"Our business continues to strengthen and performance is exceeding our expectations despite a challenging operating environment.Our investments in this region are driving stronger top line growth and we are now seeing that reflected in improved profitability. We expect our year-on-year results to improve further in the second half of 2008 as we continue to reinvest in our brands and reduce our costs,"
said Patrick Satamian, Vice-President and Area Director, Kraft Foods, Middle East & Africa.
According to Satamian, Egypt and several of the company's emerging markets in the MEA region, experienced the highest volume of growth at more than 52%, with powdered beverages, cheese, biscuits and confectionary leading this development throughout the region.
The integration of the Danone portfolio, which was completed in Egypt, also impacted the company's overall strong performance.
"Our outlook for this region is positive, and we will continue to maintain this upward growth trend as we focus on our core categories. At present, our investments in this region include six manufacturing facilities that produce a variety of Kraft products, as well as contract manufacturing and license agreements in the UAE, Saudi Arabia, Egypt and South Africa,"
added Satamian.
In April this year Kraft Foods opened its sixth manufacturing facility in the region.
Located in Bahrain, the state-of the-art facility produces 60,000 metric tonnes of Kraft cheese and Tang products per annum specifically for this region.
In addition, the company also manufactures and markets a broad portfolio of iconic brands including Oscar Mayer meats; Philadelphia cream cheese; Maxwell House coffee; Nabisco cookies and crackers and its Oreo brand; Jacobs coffees, Toblerone and Milka chocolates and LU biscuits.

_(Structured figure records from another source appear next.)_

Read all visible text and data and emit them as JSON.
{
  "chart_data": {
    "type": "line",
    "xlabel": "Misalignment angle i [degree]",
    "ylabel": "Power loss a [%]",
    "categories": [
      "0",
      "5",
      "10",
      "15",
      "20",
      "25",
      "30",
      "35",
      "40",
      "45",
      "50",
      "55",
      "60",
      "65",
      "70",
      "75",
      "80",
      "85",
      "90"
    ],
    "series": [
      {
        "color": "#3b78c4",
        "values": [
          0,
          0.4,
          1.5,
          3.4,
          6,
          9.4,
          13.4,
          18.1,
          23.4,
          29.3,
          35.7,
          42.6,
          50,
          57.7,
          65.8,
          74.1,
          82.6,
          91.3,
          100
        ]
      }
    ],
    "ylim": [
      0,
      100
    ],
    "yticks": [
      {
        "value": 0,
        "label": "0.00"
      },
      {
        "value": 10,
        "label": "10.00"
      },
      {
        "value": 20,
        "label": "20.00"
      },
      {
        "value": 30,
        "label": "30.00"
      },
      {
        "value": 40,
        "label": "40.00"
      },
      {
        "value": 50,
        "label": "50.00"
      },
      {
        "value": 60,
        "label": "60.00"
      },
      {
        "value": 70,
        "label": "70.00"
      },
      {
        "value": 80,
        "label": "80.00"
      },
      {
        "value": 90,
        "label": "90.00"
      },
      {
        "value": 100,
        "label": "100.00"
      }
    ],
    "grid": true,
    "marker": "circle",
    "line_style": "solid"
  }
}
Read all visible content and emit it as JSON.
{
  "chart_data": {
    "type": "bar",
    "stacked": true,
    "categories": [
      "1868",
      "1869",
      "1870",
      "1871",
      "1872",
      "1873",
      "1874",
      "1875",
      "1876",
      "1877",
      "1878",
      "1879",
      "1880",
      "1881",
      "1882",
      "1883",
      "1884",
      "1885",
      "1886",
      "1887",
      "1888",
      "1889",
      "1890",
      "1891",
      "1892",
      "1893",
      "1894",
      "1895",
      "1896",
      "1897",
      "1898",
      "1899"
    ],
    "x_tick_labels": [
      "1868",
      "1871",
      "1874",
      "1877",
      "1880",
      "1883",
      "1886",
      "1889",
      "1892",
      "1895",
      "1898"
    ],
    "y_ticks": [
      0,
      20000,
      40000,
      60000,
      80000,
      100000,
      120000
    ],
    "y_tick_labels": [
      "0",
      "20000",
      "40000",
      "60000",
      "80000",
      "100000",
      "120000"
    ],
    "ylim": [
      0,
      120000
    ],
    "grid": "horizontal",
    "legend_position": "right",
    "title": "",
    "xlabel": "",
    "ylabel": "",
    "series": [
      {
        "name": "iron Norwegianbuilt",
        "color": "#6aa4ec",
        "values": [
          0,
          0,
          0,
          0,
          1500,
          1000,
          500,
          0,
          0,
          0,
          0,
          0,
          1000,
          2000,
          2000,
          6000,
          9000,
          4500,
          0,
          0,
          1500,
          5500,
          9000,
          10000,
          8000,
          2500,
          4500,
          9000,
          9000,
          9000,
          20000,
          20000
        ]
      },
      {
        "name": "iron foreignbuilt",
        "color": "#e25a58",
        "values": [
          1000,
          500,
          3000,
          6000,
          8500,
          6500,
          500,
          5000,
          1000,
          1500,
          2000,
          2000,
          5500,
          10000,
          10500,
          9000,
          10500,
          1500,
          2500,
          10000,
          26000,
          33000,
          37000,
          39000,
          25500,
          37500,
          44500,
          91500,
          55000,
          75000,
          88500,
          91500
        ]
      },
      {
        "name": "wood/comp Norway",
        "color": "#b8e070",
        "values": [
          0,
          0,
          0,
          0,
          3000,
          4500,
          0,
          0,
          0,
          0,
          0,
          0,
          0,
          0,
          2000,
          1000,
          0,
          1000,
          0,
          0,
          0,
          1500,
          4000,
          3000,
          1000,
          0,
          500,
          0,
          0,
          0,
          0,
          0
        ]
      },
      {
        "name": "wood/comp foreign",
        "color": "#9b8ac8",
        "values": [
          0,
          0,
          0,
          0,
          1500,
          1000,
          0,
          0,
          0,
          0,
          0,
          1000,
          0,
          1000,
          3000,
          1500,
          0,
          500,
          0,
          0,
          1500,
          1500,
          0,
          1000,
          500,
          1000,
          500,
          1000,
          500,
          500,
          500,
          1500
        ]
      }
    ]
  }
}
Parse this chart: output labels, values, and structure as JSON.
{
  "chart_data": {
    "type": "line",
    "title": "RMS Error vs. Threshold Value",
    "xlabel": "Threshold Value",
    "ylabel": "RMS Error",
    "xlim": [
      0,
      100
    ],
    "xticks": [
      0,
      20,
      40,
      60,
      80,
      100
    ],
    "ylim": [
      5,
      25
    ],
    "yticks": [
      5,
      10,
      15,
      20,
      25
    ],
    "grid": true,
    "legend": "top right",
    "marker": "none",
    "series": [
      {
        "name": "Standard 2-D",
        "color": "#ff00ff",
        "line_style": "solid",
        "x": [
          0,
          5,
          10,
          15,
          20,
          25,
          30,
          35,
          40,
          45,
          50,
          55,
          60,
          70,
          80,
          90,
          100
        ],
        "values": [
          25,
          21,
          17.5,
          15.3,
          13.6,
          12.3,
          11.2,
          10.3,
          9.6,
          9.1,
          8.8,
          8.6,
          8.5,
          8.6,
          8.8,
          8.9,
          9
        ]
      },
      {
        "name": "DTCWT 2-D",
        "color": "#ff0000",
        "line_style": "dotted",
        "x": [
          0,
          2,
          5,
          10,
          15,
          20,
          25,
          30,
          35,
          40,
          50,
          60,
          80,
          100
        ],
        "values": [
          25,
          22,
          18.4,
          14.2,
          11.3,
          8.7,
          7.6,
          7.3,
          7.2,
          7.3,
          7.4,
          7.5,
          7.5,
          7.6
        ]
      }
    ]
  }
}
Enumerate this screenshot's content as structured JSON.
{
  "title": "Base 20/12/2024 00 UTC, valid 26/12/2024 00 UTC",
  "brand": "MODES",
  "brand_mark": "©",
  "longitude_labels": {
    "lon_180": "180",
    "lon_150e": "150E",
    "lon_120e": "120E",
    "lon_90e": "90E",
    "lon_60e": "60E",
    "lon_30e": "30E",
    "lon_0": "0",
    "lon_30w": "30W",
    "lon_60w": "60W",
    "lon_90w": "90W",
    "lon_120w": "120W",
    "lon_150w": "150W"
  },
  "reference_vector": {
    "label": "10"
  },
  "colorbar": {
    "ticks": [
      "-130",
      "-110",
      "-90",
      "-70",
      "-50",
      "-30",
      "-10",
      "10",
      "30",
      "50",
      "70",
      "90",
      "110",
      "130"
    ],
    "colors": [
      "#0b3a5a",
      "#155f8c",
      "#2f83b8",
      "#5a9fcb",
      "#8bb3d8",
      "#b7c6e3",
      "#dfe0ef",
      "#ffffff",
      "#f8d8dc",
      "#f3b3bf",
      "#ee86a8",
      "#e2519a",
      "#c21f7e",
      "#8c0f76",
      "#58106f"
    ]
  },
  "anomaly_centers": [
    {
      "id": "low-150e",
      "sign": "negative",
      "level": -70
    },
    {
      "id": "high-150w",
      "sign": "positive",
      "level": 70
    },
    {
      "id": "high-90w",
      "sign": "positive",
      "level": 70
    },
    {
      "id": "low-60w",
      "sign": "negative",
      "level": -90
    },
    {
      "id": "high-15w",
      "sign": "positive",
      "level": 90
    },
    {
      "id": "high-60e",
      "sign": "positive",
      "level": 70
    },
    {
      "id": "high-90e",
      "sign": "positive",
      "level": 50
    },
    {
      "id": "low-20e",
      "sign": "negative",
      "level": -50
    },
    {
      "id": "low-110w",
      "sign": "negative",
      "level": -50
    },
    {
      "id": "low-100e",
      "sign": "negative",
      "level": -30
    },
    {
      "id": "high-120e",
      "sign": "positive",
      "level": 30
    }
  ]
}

Kraft Foods Inc has raised its outlook for 2008 organic net revenue growth to at least 6%, up from the previous expectation of at least 5% as a result of further pricing actions to offset rising input costs.
The company continues to expect cumulative annualized savings from the restructuring programme to reach approximately $1.0bn by year-end and $1.2bn by the end of 2009.
To date, cumulative annualized savings from this cost restructuring programme totaled approximately $927m, up from approximately $785m at the end of 2007.